The really interesting technical bits start at 18:17. "We use Python everywhere. 99.99% of the code at Dropbox is in Python ... People talk to each other in Python, express ideas in Python ... and it works."
I was at the keynote and his explanation about using any() to move a tight loop to C blew my mind. I had never thought about optimizing that way, and that is a very enlightening look at making tight loops faster. Quite a dramatic improvement, too.
Correct me if I got it wrong, but does it mean that putting any Python function in any() makes it run in C???
From my understanding, the any() version is faster is primarily because it avoids looking up .update() method each iteration. The usual Python way of optimizing such cases is:
# the original slow version
# 2.87753200531 sec
def run():
_md5 = hashlib.md5()
for i in itertools.repeat("foo", 10000000):
_md5.update(i)
# slight change
# 1.82029104233 sec
def run():
_md5 = hashlib.md5()
update = _md5.update
for i in itertools.repeat("foo", 10000000):
update(i)
# using any()
# 1.50683498383 sec
def run():
_md5 = hashlib.md5()
any(itertools.imap(_md5.update, itertools.repeat("foo", 10000000)))
The iterator is consumed in C using any(), instead of the Python bytecode being executed to perform the loop. I don't know if it'd work for "any Python function," but I'd definitely look at it for long-running iterators.
Just a little not so readers don't get the wrong impression:
- imap returns an iterator, any is used to "force" the iterator run through all elements.
- the loop runs on C because of any. Instead of a for loop where jump and body are repeatedly evaluated by the interpreter, any consumes the iterator through a loop implemented in C.

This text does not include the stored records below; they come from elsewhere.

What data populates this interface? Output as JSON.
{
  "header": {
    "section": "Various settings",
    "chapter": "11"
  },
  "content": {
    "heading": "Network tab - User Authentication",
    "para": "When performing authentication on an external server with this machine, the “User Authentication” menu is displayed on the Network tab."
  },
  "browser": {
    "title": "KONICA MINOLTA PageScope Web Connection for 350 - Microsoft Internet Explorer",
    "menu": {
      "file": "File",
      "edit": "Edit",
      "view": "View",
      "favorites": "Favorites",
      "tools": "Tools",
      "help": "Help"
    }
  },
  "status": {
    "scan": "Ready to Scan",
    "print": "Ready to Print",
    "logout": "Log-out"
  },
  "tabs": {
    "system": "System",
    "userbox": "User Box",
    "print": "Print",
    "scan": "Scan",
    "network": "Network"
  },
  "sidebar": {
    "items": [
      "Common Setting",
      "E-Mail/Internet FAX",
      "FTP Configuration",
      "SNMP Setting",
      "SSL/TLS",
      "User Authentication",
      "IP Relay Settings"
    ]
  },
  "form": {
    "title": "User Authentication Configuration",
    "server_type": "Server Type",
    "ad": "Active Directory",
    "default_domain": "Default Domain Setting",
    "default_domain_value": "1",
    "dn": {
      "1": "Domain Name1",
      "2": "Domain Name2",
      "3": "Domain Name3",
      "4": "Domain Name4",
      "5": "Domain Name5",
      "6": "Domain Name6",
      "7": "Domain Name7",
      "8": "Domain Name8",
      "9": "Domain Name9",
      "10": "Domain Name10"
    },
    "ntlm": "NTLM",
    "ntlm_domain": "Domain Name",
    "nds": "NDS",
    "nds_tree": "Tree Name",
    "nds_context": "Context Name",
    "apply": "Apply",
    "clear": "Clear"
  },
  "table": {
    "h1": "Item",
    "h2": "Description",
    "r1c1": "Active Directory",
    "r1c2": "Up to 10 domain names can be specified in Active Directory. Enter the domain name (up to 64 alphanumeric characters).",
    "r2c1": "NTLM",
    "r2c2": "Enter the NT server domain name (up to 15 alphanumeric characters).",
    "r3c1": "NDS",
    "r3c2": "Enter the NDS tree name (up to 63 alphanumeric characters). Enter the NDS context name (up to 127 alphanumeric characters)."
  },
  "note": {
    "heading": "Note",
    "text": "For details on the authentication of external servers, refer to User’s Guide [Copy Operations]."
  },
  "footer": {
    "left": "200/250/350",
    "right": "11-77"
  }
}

I'm at pycon and really enjoyed this keynote yesterday. The numbers he gave were amazing. More files shared per day than tweets on Twitter! 1 million files every 15 minutes.
Just a point of clarification, I think it's files synced per 15 minutes, not shared. Although I suppose shared is a loose term cause you could be sharing with the Dropbox server or your other devices.
I love python. It the swiss army knife of the coding work whether its web development or file management, python can do it...in a clean and concise manner.
He graduated in 2008, so he's only ~23, and it's his first conference. I think he did a good job for his inexperience. It takes time to learn to calm down on stage and stay composed.
I don't think he's suggesting that they _should_ default to lack confidence, but rather that many are very self-conscious about it, so it's probably even more difficult for him. Hence, his performance is even more impressive.